Biopharma is a complex, rapidly evolving industry that is highly regulated and closely watched — and that means there is constant news. Here's a closer look at the clinical trials, M&A, cool science and regulations that are driving the industry this week.
In case you missed it
- PhRMA rejiggers its membership criteria.
- Senate confirms Scott Gottlieb as FDA Commissioner.
- Sanofi pledges to lower price increases.
Mergers & analysis
Dealmaking continues to be weak, but Pfizer struck an interesting early-stage deal that had the industry buzzing this week. The big pharma tapped gene tinkering company Sangamo Therapeutics to collaborate on a hemophilia A gene therapy. The drug is currently pre-clinical but should be entering the clinic shortly. This move further validates Pfizer's faith in gene therapies, despite the first generation of gene therapies failing to live up to their promise several years ago.

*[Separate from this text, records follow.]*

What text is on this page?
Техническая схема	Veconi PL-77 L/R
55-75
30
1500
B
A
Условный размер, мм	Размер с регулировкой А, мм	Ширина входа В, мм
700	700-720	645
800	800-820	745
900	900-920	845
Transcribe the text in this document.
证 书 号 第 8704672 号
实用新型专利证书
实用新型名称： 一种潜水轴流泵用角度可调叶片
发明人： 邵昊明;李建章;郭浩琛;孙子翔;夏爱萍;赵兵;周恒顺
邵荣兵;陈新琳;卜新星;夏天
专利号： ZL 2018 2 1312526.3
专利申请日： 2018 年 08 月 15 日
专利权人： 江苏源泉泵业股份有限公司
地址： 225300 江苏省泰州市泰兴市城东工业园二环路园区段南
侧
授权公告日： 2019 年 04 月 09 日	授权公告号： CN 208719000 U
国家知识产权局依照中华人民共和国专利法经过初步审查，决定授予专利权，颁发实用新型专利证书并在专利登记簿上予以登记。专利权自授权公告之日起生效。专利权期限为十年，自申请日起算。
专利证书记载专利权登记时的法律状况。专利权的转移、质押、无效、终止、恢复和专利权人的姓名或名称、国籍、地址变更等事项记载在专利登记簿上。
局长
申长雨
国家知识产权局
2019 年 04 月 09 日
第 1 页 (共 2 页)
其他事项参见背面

What is further intriguing about the deal is that Pfizer did not tap its current partner on the hemophilia B gene therapy. Pfizer has been developing another therapy for the smaller patient population with Spark Therapeutics. The collaboration has allowed Spark to move its own in-house programs forward, and the gene therapy is currently awaiting regulatory approval. Spark has garnered particular interest because everyone is waiting with bated breath to see how the biotech will price the therapy that only has to be administered once.
Clinically relevant
This was a big week in the immuno-oncology space; some companies managed to gain a leg up while others had major setbacks. Let's start with the setback — Roche announced earlier this week that its checkpoint inhibitor Tecentriq (atezolizumab) failed in a late-stage study in second-line bladder cancer patients. This is a big deal because the Food and Drug Administration gave the drug a greenlight in both second-line and first-line bladder cancer —both on an accelerated basis, meaning that the approvals were just conditional and based on mid-stage studies. Roche was responsible for conducting more studies that reaffirmed the safety and efficacy. This study did exactly the opposite.
But it's not just a problem for Roche; several other checkpoint inhibitors, including Bristol-Myers Squibb's Opdivo (nivolumab) and Pfizer's Bavencio (avelumab), have accelerated approvals in second-line bladder cancer. This might have the FDA rethinking how quickly it is approving these drugs and what it really knows about how well they work.
That said, AstraZeneca could be planning to seek accelerated approval for its checkpoint inhibitor in non-small cell lung cancer (NSCLC) after the British pharma announced positive results for Imfinzi (durvalumab) in lung cancer this morning.
Elsewhere, Eli Lilly & Co. announced positive results for its chronic migraine treatment galcanezumab, part of the closely watched CGRP inhibitor class. The company plans to seek approval for the drug in the second half of this year. This puts it only slightly ahead of competitors in the space, including Amgen and Novartis, Teva Pharmaceuticals and Alder.
Highly regulated
Even as accelerated approvals for checkpoint inhibitors are coming under fire, the FDA hasn't changed its stance on the approval route just yet. The agency approved a combination of Merck & Co.'s Keytruda (pembrolizumab) in combination with chemotherapy in NSCLC, further cementing Merck's lead in the space.
But Keytruda isn't the only blockbuster that the FDA is bolstering with its regulatory action. The agency rejected a second copy of GlaxoSmithKline's Advair, this time from Hikma Pharmaceuticals. The British pharma cautioned that an entrance of a generic this year would cut into sales of the ultra-blockbuster asthma drug, making earnings expectations for the company virtually flat. New CEO Emma Walmsley will likely now be able to celebrate strong earnings during her first year on the job.
On the other side of the pond, the European Medicines Agency was touting its achievements in 2016 ahead of having to move its headquarters from the U.K., once the Brexit is finalized. In 2016, the EMA recommended marketing authorization for 81 drugs, including 27 drugs that are completely new to Europe.